Howsum, them things don’t alter matters any.
An’ I, fer one, is sick o’ your grouse ’cos
that’s all it is. Say, you’re settin’
ther’ on top o’ that hoss like a badly
sculptured image that needs a week’s bathin’,
an’ talkin’ like the no-account fule most
fellers guess you to be. Wal, show us you ain’t
none o’ them things, show us you got some sort
of a man inside your hide, an’ tell us straight
why you’re out on this doggone trail when you’re
yearnin’ fer your blankets.”
The attack was so unexpected that
for once Sunny had no reply ready. And Sandy
positively beamed upon the challenger. And so
they rode on for a few moments. Then Toby broke
the silence impatiently.
“Wal?” he inquired, his
face wreathed in a grin that had none of the amiability
usual to it.
Sunny turned; and it was evident all
his good-nature was restored. He had suddenly
realized that to be baited by the fatuous Toby was
almost refreshing, and he spoke without any sort of
animosity. It would certainly have been different
had the challenge come from the hectoring widower.
“Why for do I do it an’
hate it? Say, that’s jest one o’ them
things a feller can’t tell. Y’see,
a feller grouses thro’ life, a-worritin’
hisself ‘cos things don’t seem right by
his way o’ thinkin’. That’s
natteral. He guesses he wants to do things one
way, then sudden-like, fer no reason he ken see,
he gits doin’ ’em another. That’s
natteral, too. Y’see, ther’s two
things, it seems to me, makes a feller act. One’s
his fool head, an’ the other well,
I don’t rightly know what the other is, ‘cep’
it’s his stummick. Anyways, that’s
how it is. My head makes me want to go one way,
an’ my feet gits me goin’ another.
So it is with this lay-out. An’ I guess,
ef you was sure to git to rock-bottom o’ things,
I’d say we’re all doin’ this thing
’cos Wild Bill said so.”
He finished up with a chuckle that
thoroughly upset the equilibrium of the widower, and
set him jumping at the chance of retort.
“Guess you’re scairt to death o’
Wild Bill,” he sneered.
“Wal,” drawled Sunny easily,
“I guess he’s a feller wuth bein’
scairt of which is more than you are.”
Sandy snorted defiantly. But
a further wordy war was averted by the remittance
man.
“Ther’s more of a man
to you than I allowed, Sunny,” he said sincerely.
“There sure is.

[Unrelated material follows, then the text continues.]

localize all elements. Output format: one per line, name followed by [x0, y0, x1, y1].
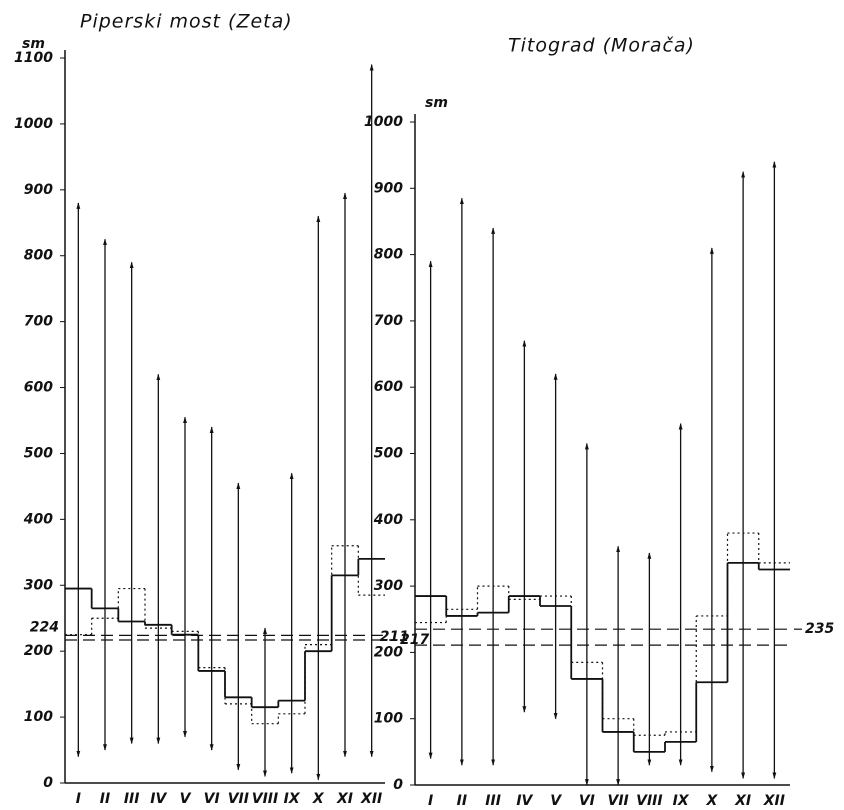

Bill’s a man, whatever
else he is. He’s sure the best man I’ve
seen on Sufferin’ Creek. But you’re
wrong ’bout him bein’ the reason of us
worritin’ ourselves sick on this yer trail.
It ain’t your head which needs re-decoratin’,
neither. Nor it ain’t your stummick, which,
I allow, ain’t the most wholesome part of you.
Neither it ain’t your splay feet. You missed
it, Sunny, an’ I allus tho’t you
was a right smart guy. The reason you’re
on this doggone trail chasin’ glory wot don’t
never git around, is worryin’ along in a buckboard
ahead of us, behind olé Minky’s mule, an’
he’s hoofin’ to home at an express slug’s
gait. That’s the reason you’re on
the trail, an’ nothin’ else. You’re
jest a lazy, loafin’, dirty bum as ’ud
make mud out of a fifty-gallon bath o’ boilin’
soapsuds if you was set in it, but you was mighty
sore seein’ pore Zip kicked to death by his
rotten luck. An’ feelin’ that always
you kind o’ fergot to be tired. That’s
why you’re on this doggone trail. ’Cos
your fool heart ain’t as dirty as your carkis.”
And as he fired his last word Toby
dashed his spurs into the flanks of his jaded horse,
and galloped out of reach of the tide of vituperation
he knew full well to be flowing in his wake.